My attention span, that is. During and after grad school, I feared I was losing the ability to read books for pleasure (I may even have written about this, but I can’t be bothered to look). I seem to have regained it in the past few months, though, and I’ve actually killed off three books in the last two weeks. This can only be a good thing.

This one, spotted in the “new arrivals” section at work is strangely tempting:

Speaking of random photos, look over to the right. There’s a new feature here (OK, on flickr, really) that I’m calling Dailystream. It’s pretty much a “photo a day” kind of thing, which is not really innovative or exciting at all, except to me because this time I’m doing it rather than someone else.

Population implosion

I can’t help thinking that it probably doesn’t bode well for the Triad that there was only about 20% population growth here over the past ten years. By way of comparison, Wake County, where Raleigh is located, has added the equivalent of the entire population of Greensboro since 2000. Mecklenburg County, home to Charlotte, has added almost the entire population of Winston-Salem to its headcount in the same period of time.

Interestingly, the really big growth was in Fayetteville, where Fort Bragg is actually one of the nicer neighborhoods. So I guess there’s no accounting for taste.

Unrelated: happy birthday to the Pasadena Freeway.

On February and friendships

How much do I appreciate the very well-timed visits from two of my oldest and closest friends last month? Lots. It’s quite amazing the perspective that nearly thirty years of history with a friend (or two) can provide and how being together with them can help you get reacquainted with the person you really are and the things that you really value. And also to remember that the person you really are is one of the main things that you really value.

For keeping me in touch with my sense of humor, for helping me reexamine my priorities, for understanding the confusing place I’m in right now, and for generally helping me remember that I am a pretty damned OK person, I offer my thanks.
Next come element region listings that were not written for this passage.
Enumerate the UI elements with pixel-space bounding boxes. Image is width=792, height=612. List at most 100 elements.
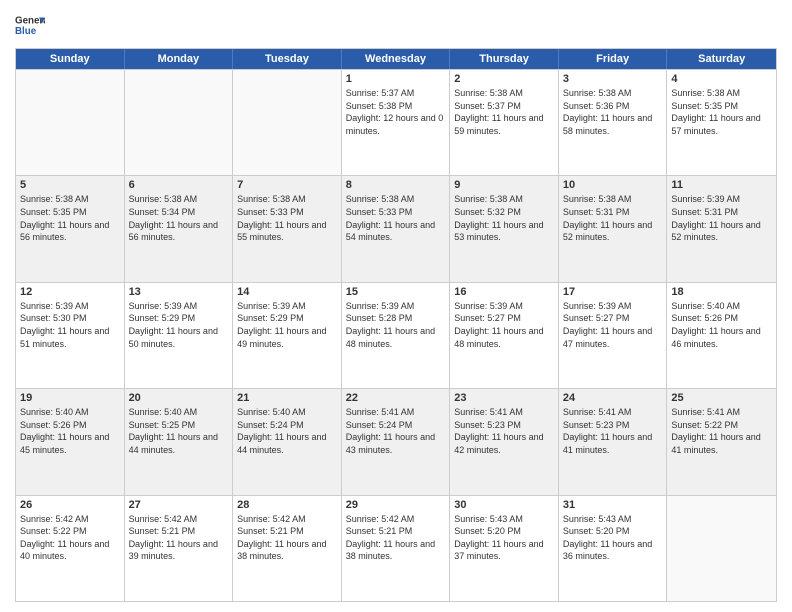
cell-info: Sunrise: 5:40 AM Sunset: 5:26 PM Dayligh… bbox=[671, 300, 772, 350]
cell-info: Sunrise: 5:38 AM Sunset: 5:35 PM Dayligh… bbox=[671, 87, 772, 137]
day-number: 5 bbox=[20, 179, 120, 191]
weekday-header-wednesday: Wednesday bbox=[342, 49, 451, 69]
calendar-cell: 12Sunrise: 5:39 AM Sunset: 5:30 PM Dayli… bbox=[16, 283, 125, 388]
cell-info: Sunrise: 5:40 AM Sunset: 5:24 PM Dayligh… bbox=[237, 406, 337, 456]
calendar-cell: 28 Sunrise: 5:42 AM Sunset: 5:21 PM Dayli… bbox=[233, 496, 342, 601]
weekday-header-sunday: Sunday bbox=[16, 49, 125, 69]
day-number: 1 bbox=[346, 73, 446, 85]
calendar-cell: 8 Sunrise: 5:38 AM Sunset: 5:33 PM Daylig… bbox=[342, 176, 451, 281]
day-number: 11 bbox=[671, 179, 772, 191]
cell-info: Sunrise: 5:41 AM Sunset: 5:24 PM Dayligh… bbox=[346, 406, 446, 456]
calendar-row-2: 12Sunrise: 5:39 AM Sunset: 5:30 PM Dayli… bbox=[16, 282, 776, 388]
calendar-cell: 18 Sunrise: 5:40 AM Sunset: 5:26 PM Dayli… bbox=[667, 283, 776, 388]
cell-info: Sunrise: 5:40 AM Sunset: 5:25 PM Dayligh… bbox=[129, 406, 229, 456]
calendar-cell: 13 Sunrise: 5:39 AM Sunset: 5:29 PM Dayli… bbox=[125, 283, 234, 388]
calendar-cell: 11 Sunrise: 5:39 AM Sunset: 5:31 PM Dayli… bbox=[667, 176, 776, 281]
weekday-header-tuesday: Tuesday bbox=[233, 49, 342, 69]
cell-info: Sunrise: 5:39 AM Sunset: 5:29 PM Dayligh… bbox=[237, 300, 337, 350]
day-number: 27 bbox=[129, 499, 229, 511]
day-number: 15 bbox=[346, 286, 446, 298]
cell-info: Sunrise: 5:39 AM Sunset: 5:27 PM Dayligh… bbox=[454, 300, 554, 350]
calendar-cell: 31 Sunrise: 5:43 AM Sunset: 5:20 PM Dayli… bbox=[559, 496, 668, 601]
calendar-cell: 24 Sunrise: 5:41 AM Sunset: 5:23 PM Dayli… bbox=[559, 389, 668, 494]
calendar-row-4: 26Sunrise: 5:42 AM Sunset: 5:22 PM Dayli… bbox=[16, 495, 776, 601]
calendar-cell: 4 Sunrise: 5:38 AM Sunset: 5:35 PM Daylig… bbox=[667, 70, 776, 175]
calendar-cell: 7 Sunrise: 5:38 AM Sunset: 5:33 PM Daylig… bbox=[233, 176, 342, 281]
calendar-cell: 15 Sunrise: 5:39 AM Sunset: 5:28 PM Dayli… bbox=[342, 283, 451, 388]
calendar-cell: 26Sunrise: 5:42 AM Sunset: 5:22 PM Dayli… bbox=[16, 496, 125, 601]
day-number: 24 bbox=[563, 392, 663, 404]
calendar-cell: 3Sunrise: 5:38 AM Sunset: 5:36 PM Daylig… bbox=[559, 70, 668, 175]
calendar: SundayMondayTuesdayWednesdayThursdayFrid… bbox=[15, 48, 777, 602]
cell-info: Sunrise: 5:37 AM Sunset: 5:38 PM Dayligh… bbox=[346, 87, 446, 137]
calendar-cell: 6Sunrise: 5:38 AM Sunset: 5:34 PM Daylig… bbox=[125, 176, 234, 281]
calendar-cell: 19 Sunrise: 5:40 AM Sunset: 5:26 PM Dayli… bbox=[16, 389, 125, 494]
cell-info: Sunrise: 5:42 AM Sunset: 5:21 PM Dayligh… bbox=[129, 513, 229, 563]
weekday-header-friday: Friday bbox=[559, 49, 668, 69]
day-number: 10 bbox=[563, 179, 663, 191]
day-number: 16 bbox=[454, 286, 554, 298]
day-number: 8 bbox=[346, 179, 446, 191]
day-number: 31 bbox=[563, 499, 663, 511]
cell-info: Sunrise: 5:38 AM Sunset: 5:31 PM Dayligh… bbox=[563, 193, 663, 243]
day-number: 3 bbox=[563, 73, 663, 85]
calendar-body: 1 Sunrise: 5:37 AM Sunset: 5:38 PM Daylig… bbox=[16, 69, 776, 601]
calendar-cell: 20Sunrise: 5:40 AM Sunset: 5:25 PM Dayli… bbox=[125, 389, 234, 494]
header: General Blue bbox=[15, 10, 777, 40]
calendar-cell: 9 Sunrise: 5:38 AM Sunset: 5:32 PM Daylig… bbox=[450, 176, 559, 281]
cell-info: Sunrise: 5:41 AM Sunset: 5:23 PM Dayligh… bbox=[563, 406, 663, 456]
cell-info: Sunrise: 5:38 AM Sunset: 5:35 PM Dayligh… bbox=[20, 193, 120, 243]
cell-info: Sunrise: 5:39 AM Sunset: 5:28 PM Dayligh… bbox=[346, 300, 446, 350]
cell-info: Sunrise: 5:39 AM Sunset: 5:31 PM Dayligh… bbox=[671, 193, 772, 243]
calendar-row-3: 19 Sunrise: 5:40 AM Sunset: 5:26 PM Dayli… bbox=[16, 388, 776, 494]
cell-info: Sunrise: 5:38 AM Sunset: 5:33 PM Dayligh… bbox=[346, 193, 446, 243]
calendar-cell: 1 Sunrise: 5:37 AM Sunset: 5:38 PM Daylig… bbox=[342, 70, 451, 175]
calendar-cell: 16 Sunrise: 5:39 AM Sunset: 5:27 PM Dayli… bbox=[450, 283, 559, 388]
cell-info: Sunrise: 5:38 AM Sunset: 5:37 PM Dayligh… bbox=[454, 87, 554, 137]
day-number: 7 bbox=[237, 179, 337, 191]
cell-info: Sunrise: 5:39 AM Sunset: 5:27 PM Dayligh… bbox=[563, 300, 663, 350]
svg-text:Blue: Blue bbox=[15, 26, 37, 37]
day-number: 28 bbox=[237, 499, 337, 511]
day-number: 4 bbox=[671, 73, 772, 85]
calendar-cell: 27 Sunrise: 5:42 AM Sunset: 5:21 PM Dayli… bbox=[125, 496, 234, 601]
cell-info: Sunrise: 5:39 AM Sunset: 5:29 PM Dayligh… bbox=[129, 300, 229, 350]
calendar-cell: 25Sunrise: 5:41 AM Sunset: 5:22 PM Dayli… bbox=[667, 389, 776, 494]
calendar-cell: 23Sunrise: 5:41 AM Sunset: 5:23 PM Dayli… bbox=[450, 389, 559, 494]
calendar-cell: 10 Sunrise: 5:38 AM Sunset: 5:31 PM Dayli… bbox=[559, 176, 668, 281]
cell-info: Sunrise: 5:40 AM Sunset: 5:26 PM Dayligh… bbox=[20, 406, 120, 456]
day-number: 13 bbox=[129, 286, 229, 298]
cell-info: Sunrise: 5:42 AM Sunset: 5:21 PM Dayligh… bbox=[237, 513, 337, 563]
logo: General Blue bbox=[15, 10, 45, 40]
weekday-header-saturday: Saturday bbox=[667, 49, 776, 69]
calendar-header-row: SundayMondayTuesdayWednesdayThursdayFrid… bbox=[16, 49, 776, 69]
day-number: 30 bbox=[454, 499, 554, 511]
cell-info: Sunrise: 5:41 AM Sunset: 5:22 PM Dayligh… bbox=[671, 406, 772, 456]
day-number: 19 bbox=[20, 392, 120, 404]
svg-text:General: General bbox=[15, 16, 45, 27]
calendar-cell: 22 Sunrise: 5:41 AM Sunset: 5:24 PM Dayli… bbox=[342, 389, 451, 494]
logo-icon: General Blue bbox=[15, 10, 45, 40]
day-number: 14 bbox=[237, 286, 337, 298]
cell-info: Sunrise: 5:38 AM Sunset: 5:33 PM Dayligh… bbox=[237, 193, 337, 243]
calendar-cell: 5 Sunrise: 5:38 AM Sunset: 5:35 PM Daylig… bbox=[16, 176, 125, 281]
cell-info: Sunrise: 5:38 AM Sunset: 5:32 PM Dayligh… bbox=[454, 193, 554, 243]
calendar-row-0: 1 Sunrise: 5:37 AM Sunset: 5:38 PM Daylig… bbox=[16, 69, 776, 175]
cell-info: Sunrise: 5:41 AM Sunset: 5:23 PM Dayligh… bbox=[454, 406, 554, 456]
day-number: 18 bbox=[671, 286, 772, 298]
calendar-cell: 21Sunrise: 5:40 AM Sunset: 5:24 PM Dayli… bbox=[233, 389, 342, 494]
cell-info: Sunrise: 5:39 AM Sunset: 5:30 PM Dayligh… bbox=[20, 300, 120, 350]
calendar-cell: 29Sunrise: 5:42 AM Sunset: 5:21 PM Dayli… bbox=[342, 496, 451, 601]
day-number: 2 bbox=[454, 73, 554, 85]
calendar-cell: 17 Sunrise: 5:39 AM Sunset: 5:27 PM Dayli… bbox=[559, 283, 668, 388]
day-number: 9 bbox=[454, 179, 554, 191]
calendar-cell bbox=[16, 70, 125, 175]
day-number: 22 bbox=[346, 392, 446, 404]
calendar-cell: 14 Sunrise: 5:39 AM Sunset: 5:29 PM Dayli… bbox=[233, 283, 342, 388]
cell-info: Sunrise: 5:43 AM Sunset: 5:20 PM Dayligh… bbox=[454, 513, 554, 563]
calendar-cell bbox=[233, 70, 342, 175]
day-number: 17 bbox=[563, 286, 663, 298]
cell-info: Sunrise: 5:42 AM Sunset: 5:21 PM Dayligh… bbox=[346, 513, 446, 563]
calendar-cell bbox=[125, 70, 234, 175]
cell-info: Sunrise: 5:43 AM Sunset: 5:20 PM Dayligh… bbox=[563, 513, 663, 563]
And my apologies for the fact that I probably haven’t been as available for you over the past few years as you have for me. That will be something for me to work on. In fact, I have a lot of stuff to work on right now, but that’s near the top of the list.

Incidentally, it was nice to have so many excuses to overeat, too…

Randomly Friday

By some strange miracle, I seem to be considerably healthier today than I was at my physical six months ago. I’ve lost weight, my “good” cholesterol is up (my “bad” is always low anyway) and I’ve backtracked quite a bit on that road to diabetes, heart disease, and all sorts of other nasty things. I’m kind of amazed, considering how rough the past few months have been for me personally and how–until a  few weeks ago when I finally got my head out of my ass–I was basically using comfort food and lethargy to treat the symptoms.

So can I lose fifty pounds this year? What say ye?

Other stuff:

  • Mark arrives for a quick visit tomorrow. It will be the first time we’ve seen each other since December and I am much looking forward to it.
  • The oldest supermarket in Charlotte is about to be torn down. I’m a  little depressed about that, but I’d be more depressed if there were a little more of the original buidling left to begin with.
  • In case you care what I’ve been doing at work lately, here are two samples. They’re part of a bigger project I’m working on that’s still in beta (and not finished).
  • I actually had occasion to bring my Zip drive to work (and even to use it) last week as well. That was fun.
  • There’s something else big that’s supposed to make up this last bullet point, but I don’t remember what it is.